Christ in the House of Mary and Martha, Velázquez, 1618
Incredible story. One of our two great pastors, Fr Wee, told us in his Sunday sermon of the few months he spent with a living saint priest on the Thai/Malaysian border. Thick jungle. No food except boiled rice and vegetables. No salt, pepper, tea, coffee, milk, anything, or computers, phones, etc.
Fr W could tell he was a saint by (inter alia) his mastery over the local wildlife. There were man-eating tigers around. If one bounded up to him, fancying a brunch snack (Fr S was only 5 feet tall), Fr S would simply turn around, face the tiger, make the sign of the cross, and the tiger would sneak shamefully away. He did the same with the huge python snakes that abound. He was getting in his car and a cobra rose erect, poised to strike. Fr S said “Get out of here!

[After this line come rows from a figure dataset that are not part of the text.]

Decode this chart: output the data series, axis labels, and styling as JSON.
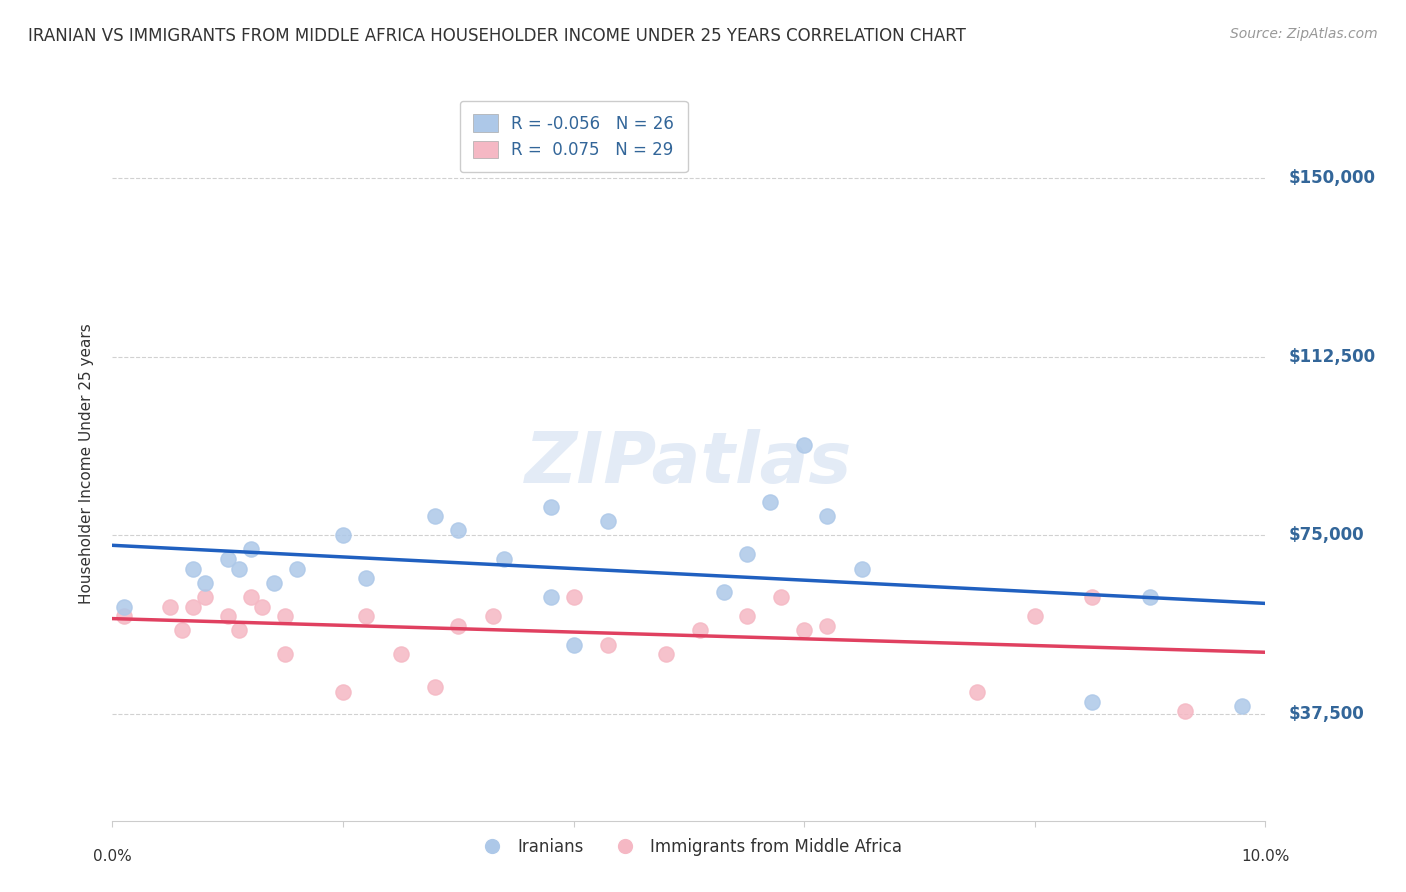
{
  "title": "IRANIAN VS IMMIGRANTS FROM MIDDLE AFRICA HOUSEHOLDER INCOME UNDER 25 YEARS CORRELATION CHART",
  "source": "Source: ZipAtlas.com",
  "ylabel": "Householder Income Under 25 years",
  "watermark": "ZIPatlas",
  "ytick_labels": [
    "$150,000",
    "$112,500",
    "$75,000",
    "$37,500"
  ],
  "ytick_values": [
    150000,
    112500,
    75000,
    37500
  ],
  "xmin": 0.0,
  "xmax": 0.1,
  "ymin": 15000,
  "ymax": 165000,
  "iranians_R": -0.056,
  "iranians_N": 26,
  "africa_R": 0.075,
  "africa_N": 29,
  "blue_color": "#adc8e8",
  "blue_line_color": "#2060c0",
  "pink_color": "#f5b8c4",
  "pink_line_color": "#e04060",
  "marker_size": 120,
  "iranians_x": [
    0.001,
    0.007,
    0.008,
    0.01,
    0.011,
    0.012,
    0.014,
    0.016,
    0.02,
    0.022,
    0.028,
    0.03,
    0.034,
    0.038,
    0.038,
    0.04,
    0.043,
    0.053,
    0.055,
    0.057,
    0.06,
    0.062,
    0.065,
    0.085,
    0.09,
    0.098
  ],
  "iranians_y": [
    60000,
    68000,
    65000,
    70000,
    68000,
    72000,
    65000,
    68000,
    75000,
    66000,
    79000,
    76000,
    70000,
    81000,
    62000,
    52000,
    78000,
    63000,
    71000,
    82000,
    94000,
    79000,
    68000,
    40000,
    62000,
    39000
  ],
  "africa_x": [
    0.001,
    0.005,
    0.006,
    0.007,
    0.008,
    0.01,
    0.011,
    0.012,
    0.013,
    0.015,
    0.015,
    0.02,
    0.022,
    0.025,
    0.028,
    0.03,
    0.033,
    0.04,
    0.043,
    0.048,
    0.051,
    0.055,
    0.058,
    0.06,
    0.062,
    0.075,
    0.08,
    0.085,
    0.093
  ],
  "africa_y": [
    58000,
    60000,
    55000,
    60000,
    62000,
    58000,
    55000,
    62000,
    60000,
    58000,
    50000,
    42000,
    58000,
    50000,
    43000,
    56000,
    58000,
    62000,
    52000,
    50000,
    55000,
    58000,
    62000,
    55000,
    56000,
    42000,
    58000,
    62000,
    38000
  ],
  "grid_color": "#cccccc",
  "background_color": "#ffffff",
  "title_color": "#333333",
  "right_axis_color": "#336699"
}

You don’t belong!” The cobra slithered away.
Fr Wee’s point was that when you reach the height of sanctity, as described in St Teresa’s
The Interior Castle or in Thomas Aquinas, you may display the prelapsarian (pre-fall) lordship over creation that Adam had. As with this priest, or St Martin de Porres, or St Francis, St Jerome, St Collette, or countless others. Including some really holy guy in Christchurch, N.Z., who prays in his backyard, and birds come and perch on his shoulders.
I clearly have a way to go. My cat disobeys every command I give her.

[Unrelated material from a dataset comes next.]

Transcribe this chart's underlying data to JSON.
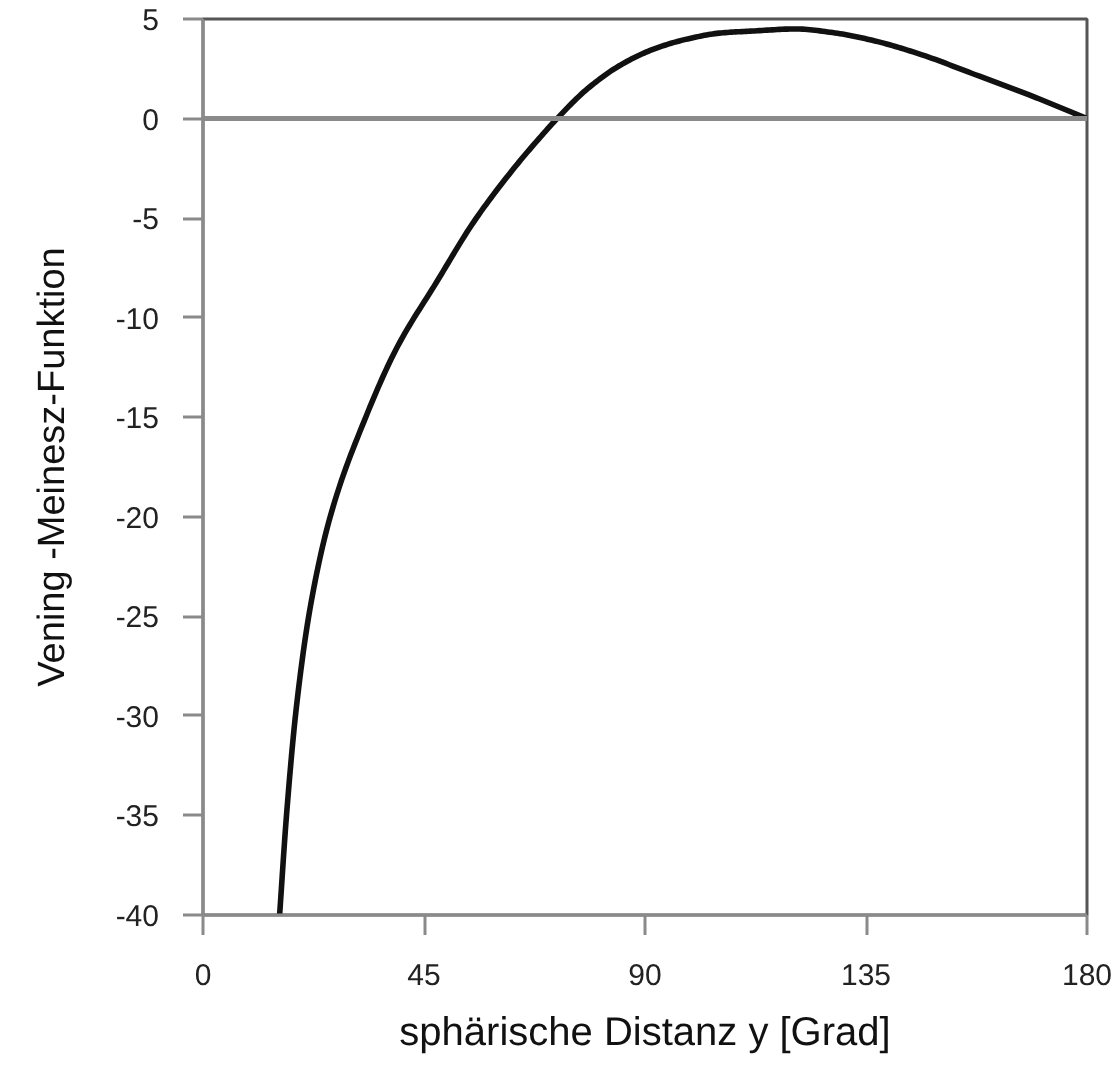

Thank you for that @doverObeach.
It works in reverse for me; I do everything that my little westie tells me to do.
so you should!
Would YOU eat anything that tasted of boiled rice and vegetables? Thought not. They’re man-eating tigers, not Bandt-eating tigers.

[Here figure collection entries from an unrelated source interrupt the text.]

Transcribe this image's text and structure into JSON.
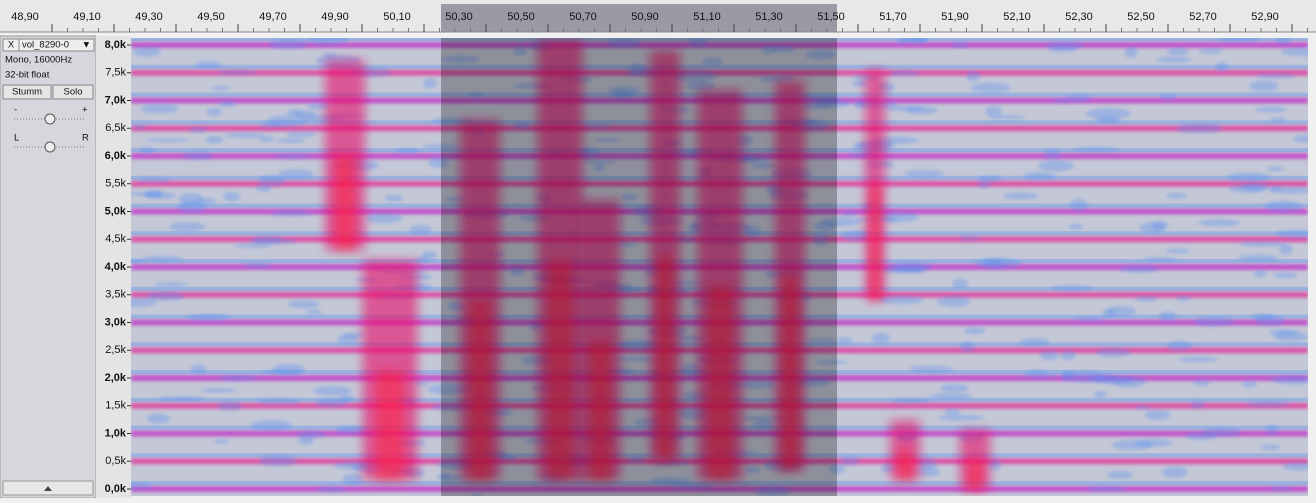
{
  "timeline": {
    "labels": [
      "48,90",
      "49,10",
      "49,30",
      "49,50",
      "49,70",
      "49,90",
      "50,10",
      "50,30",
      "50,50",
      "50,70",
      "50,90",
      "51,10",
      "51,30",
      "51,50",
      "51,70",
      "51,90",
      "52,10",
      "52,30",
      "52,50",
      "52,70",
      "52,90"
    ]
  },
  "track": {
    "close": "X",
    "name": "vol_8290-0",
    "menu": "▼",
    "format": "Mono, 16000Hz",
    "sample": "32-bit float",
    "mute": "Stumm",
    "solo": "Solo",
    "gain_min": "-",
    "gain_max": "+",
    "pan_left": "L",
    "pan_right": "R"
  },
  "frequency_axis": {
    "labels": [
      "8,0k",
      "7,5k",
      "7,0k",
      "6,5k",
      "6,0k",
      "5,5k",
      "5,0k",
      "4,5k",
      "4,0k",
      "3,5k",
      "3,0k",
      "2,5k",
      "2,0k",
      "1,5k",
      "1,0k",
      "0,5k",
      "0,0k"
    ]
  }
}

Yes, we used to have lordship and dominion over all creatures and live in harmony with them all.
I thank God that he still left us with dogs though. Dogs are great.
Someone put our relationship with the feline species perfectly in a cv I saw recently. After describing his career and professional attainments, the cv says that he is the husband of Maggi, father of four children and butler to three cats.
Yesterday evening one of the horses barged their way into the yard, I hunted her out but left the gate open. A minute later she was back. I chased her out again as I drove out. As I closed the gate she came back nostrils flared, head high, incensed at being kept out of a yard she doesn’t normally enter. My dad observed her behaviour and concluded that something was wrong. A bought of collick, she needed help, and she knew where to come to get it. Vet called.